Horsepower is a useful knowledge factor for comparing engines, but under two assumptions. You are talking only about drawbar horsepower--which is really the only number worth mentioning. That's what gets to the rail and the coupler. The other point is that with the steam power curve, horsepower varies with speed and maximum horsepower has to come with a quantified of speed. Really, a power curve is the key thing, and that requires sticking a dynamometer car behind the engine to get accurate ratings.
In simplest form, tractive effort is how much you can start. Horsepower is how fast you can pull the load.
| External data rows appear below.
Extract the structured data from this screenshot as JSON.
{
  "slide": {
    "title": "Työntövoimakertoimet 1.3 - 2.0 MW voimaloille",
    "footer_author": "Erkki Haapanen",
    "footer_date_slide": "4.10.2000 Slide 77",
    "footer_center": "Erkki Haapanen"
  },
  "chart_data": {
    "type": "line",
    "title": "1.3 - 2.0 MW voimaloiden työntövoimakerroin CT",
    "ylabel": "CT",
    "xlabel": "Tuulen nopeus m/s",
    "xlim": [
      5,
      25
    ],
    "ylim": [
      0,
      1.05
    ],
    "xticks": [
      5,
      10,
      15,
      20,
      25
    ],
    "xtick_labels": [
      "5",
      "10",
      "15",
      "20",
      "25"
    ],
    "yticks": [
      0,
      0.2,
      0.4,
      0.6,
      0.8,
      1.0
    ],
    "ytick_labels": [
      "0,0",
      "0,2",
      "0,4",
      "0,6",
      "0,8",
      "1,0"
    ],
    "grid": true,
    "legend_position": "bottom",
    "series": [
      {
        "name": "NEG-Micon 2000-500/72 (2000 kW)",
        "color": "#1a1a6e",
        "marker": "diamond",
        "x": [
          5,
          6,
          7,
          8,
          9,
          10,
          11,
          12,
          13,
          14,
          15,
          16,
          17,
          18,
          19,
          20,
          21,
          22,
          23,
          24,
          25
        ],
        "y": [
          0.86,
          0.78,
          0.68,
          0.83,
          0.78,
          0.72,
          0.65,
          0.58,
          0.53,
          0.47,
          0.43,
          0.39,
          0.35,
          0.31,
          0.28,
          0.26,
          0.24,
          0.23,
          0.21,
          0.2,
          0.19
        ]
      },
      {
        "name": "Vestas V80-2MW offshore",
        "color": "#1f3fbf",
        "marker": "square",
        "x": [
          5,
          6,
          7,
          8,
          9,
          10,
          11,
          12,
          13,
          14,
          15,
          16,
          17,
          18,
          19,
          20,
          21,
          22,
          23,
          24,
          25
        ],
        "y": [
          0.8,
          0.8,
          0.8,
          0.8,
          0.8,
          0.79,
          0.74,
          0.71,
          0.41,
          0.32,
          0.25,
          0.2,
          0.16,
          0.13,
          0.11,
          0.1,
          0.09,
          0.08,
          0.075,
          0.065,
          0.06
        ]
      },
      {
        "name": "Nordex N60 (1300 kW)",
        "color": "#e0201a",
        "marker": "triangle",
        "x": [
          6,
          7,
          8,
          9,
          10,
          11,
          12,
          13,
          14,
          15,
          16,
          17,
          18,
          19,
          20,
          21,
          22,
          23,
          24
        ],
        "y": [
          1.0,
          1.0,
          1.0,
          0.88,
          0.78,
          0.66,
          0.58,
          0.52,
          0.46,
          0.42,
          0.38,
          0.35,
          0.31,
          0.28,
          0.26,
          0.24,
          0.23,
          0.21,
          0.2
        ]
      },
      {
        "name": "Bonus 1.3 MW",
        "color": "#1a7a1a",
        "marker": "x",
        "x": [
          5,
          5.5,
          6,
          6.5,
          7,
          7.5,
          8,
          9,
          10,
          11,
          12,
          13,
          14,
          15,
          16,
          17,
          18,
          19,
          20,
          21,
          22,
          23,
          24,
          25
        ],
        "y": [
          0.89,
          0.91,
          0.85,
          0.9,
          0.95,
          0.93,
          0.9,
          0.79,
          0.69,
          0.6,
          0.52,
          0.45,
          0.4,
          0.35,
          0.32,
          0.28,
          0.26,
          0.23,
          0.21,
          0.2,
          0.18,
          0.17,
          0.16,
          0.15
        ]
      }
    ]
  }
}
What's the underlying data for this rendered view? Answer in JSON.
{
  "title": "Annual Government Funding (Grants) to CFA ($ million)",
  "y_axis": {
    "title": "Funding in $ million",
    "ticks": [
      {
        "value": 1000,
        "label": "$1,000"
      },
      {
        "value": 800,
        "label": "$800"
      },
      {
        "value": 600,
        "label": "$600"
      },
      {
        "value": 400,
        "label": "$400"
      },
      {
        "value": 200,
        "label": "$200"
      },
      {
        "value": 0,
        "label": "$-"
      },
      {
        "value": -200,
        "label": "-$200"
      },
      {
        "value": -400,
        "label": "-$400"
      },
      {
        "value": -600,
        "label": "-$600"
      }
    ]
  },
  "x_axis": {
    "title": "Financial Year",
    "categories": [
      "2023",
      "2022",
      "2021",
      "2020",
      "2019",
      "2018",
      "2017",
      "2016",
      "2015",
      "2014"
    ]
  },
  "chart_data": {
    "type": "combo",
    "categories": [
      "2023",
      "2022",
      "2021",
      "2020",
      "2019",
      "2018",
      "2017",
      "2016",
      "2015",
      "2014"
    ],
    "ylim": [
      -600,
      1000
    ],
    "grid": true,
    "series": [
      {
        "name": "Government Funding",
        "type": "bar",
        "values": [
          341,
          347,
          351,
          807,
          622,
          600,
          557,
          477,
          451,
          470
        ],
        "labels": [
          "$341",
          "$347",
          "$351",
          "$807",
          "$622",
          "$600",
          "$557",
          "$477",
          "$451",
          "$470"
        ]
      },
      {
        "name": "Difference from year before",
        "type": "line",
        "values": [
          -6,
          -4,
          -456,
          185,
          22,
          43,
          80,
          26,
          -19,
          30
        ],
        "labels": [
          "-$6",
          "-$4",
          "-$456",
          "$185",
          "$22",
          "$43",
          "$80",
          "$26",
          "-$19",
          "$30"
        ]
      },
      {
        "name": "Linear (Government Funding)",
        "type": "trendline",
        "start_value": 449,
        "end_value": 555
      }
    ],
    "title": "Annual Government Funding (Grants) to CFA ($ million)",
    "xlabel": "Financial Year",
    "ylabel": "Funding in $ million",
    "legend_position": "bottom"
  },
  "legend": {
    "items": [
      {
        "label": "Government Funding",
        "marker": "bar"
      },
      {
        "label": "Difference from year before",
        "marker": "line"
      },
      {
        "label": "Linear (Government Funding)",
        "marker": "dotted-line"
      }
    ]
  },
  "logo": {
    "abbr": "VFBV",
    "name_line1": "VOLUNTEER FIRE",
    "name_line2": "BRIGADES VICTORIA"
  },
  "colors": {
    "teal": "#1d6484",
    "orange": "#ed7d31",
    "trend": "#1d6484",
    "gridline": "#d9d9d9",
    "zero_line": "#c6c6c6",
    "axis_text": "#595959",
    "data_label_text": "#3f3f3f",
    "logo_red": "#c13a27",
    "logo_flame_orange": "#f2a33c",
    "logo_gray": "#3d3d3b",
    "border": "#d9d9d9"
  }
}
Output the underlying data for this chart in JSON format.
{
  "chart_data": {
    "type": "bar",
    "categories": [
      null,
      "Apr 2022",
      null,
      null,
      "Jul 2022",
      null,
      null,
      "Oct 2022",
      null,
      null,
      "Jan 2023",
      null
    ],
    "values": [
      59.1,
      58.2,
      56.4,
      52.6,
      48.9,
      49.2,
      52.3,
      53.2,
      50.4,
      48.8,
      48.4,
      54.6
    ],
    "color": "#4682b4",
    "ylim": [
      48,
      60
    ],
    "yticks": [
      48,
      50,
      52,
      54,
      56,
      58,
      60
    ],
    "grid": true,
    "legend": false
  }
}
For a real life example, you can use Rich Melvin's article in Railfan & Railroad comparing Milwaukee 261 and Nickel Plate 765 on the New River Train in West Virginia. Both engines had enough tractive effort to start the train and keep it moving. Different years, but same size and weight of train. The difference was really noticeable on the grades at Cotton Hill deep in the gorge. 261 was running wide open most of the eastbound (uphill) run and was not able to maintain track speed. 765 could move the train at maximum allowable speed with a measure of reserve on the throttle. 261 couldn't generate enough power with that tonnage to move at track speed on that route. 765 could. That is horsepower.
Another real life example from a few years ago. N&W 611 was on a southbound excursion at Danville, VA with about 20 cars including some heavy superdomes. They had to stop in Danville to exchange EMT crews, and just beyond the depot was the start of the grade to the North Carolina state line--something the Southern referred to as Cemetary Hill. With the rain pouring down and only a couple hundred feet before the grade began, 611 couldn't get a run for the hill. Just into the hill, there are some back to back reverse curves that put a lot of drag on the train. The engine got to slipping and was soon down to a walking pace, but it didn't stall. Once out of the curves, the track had some long straight stretches to the top. That engine took off like a rocket and was easily doing all of the 40mph limit NS placed on it by the top of the hill. That's horsepower in action. The faster they got, the more power 611 could put to the rail. The acceleration riding the train was incredible. Another engine with the same tractive effort but less horsepower would have been able to accelerate, but may have topped the hill at say 20mph. It didn't have the horsepower to be able to accelerate the train any faster. Power at speed. That's what late steam era superpower design was all about.
That's also why when comparing steam and early diesel that it would take multiple diesels to equal the performance of one steam locomotive. The individual units didn't have enough horsepower (say 1500hp for an F-unit). The steam engine they were replacing was making 3500hp at 40mph. So you had to put several together to be able to pull the consist at the same speed down the railroad.
Kevin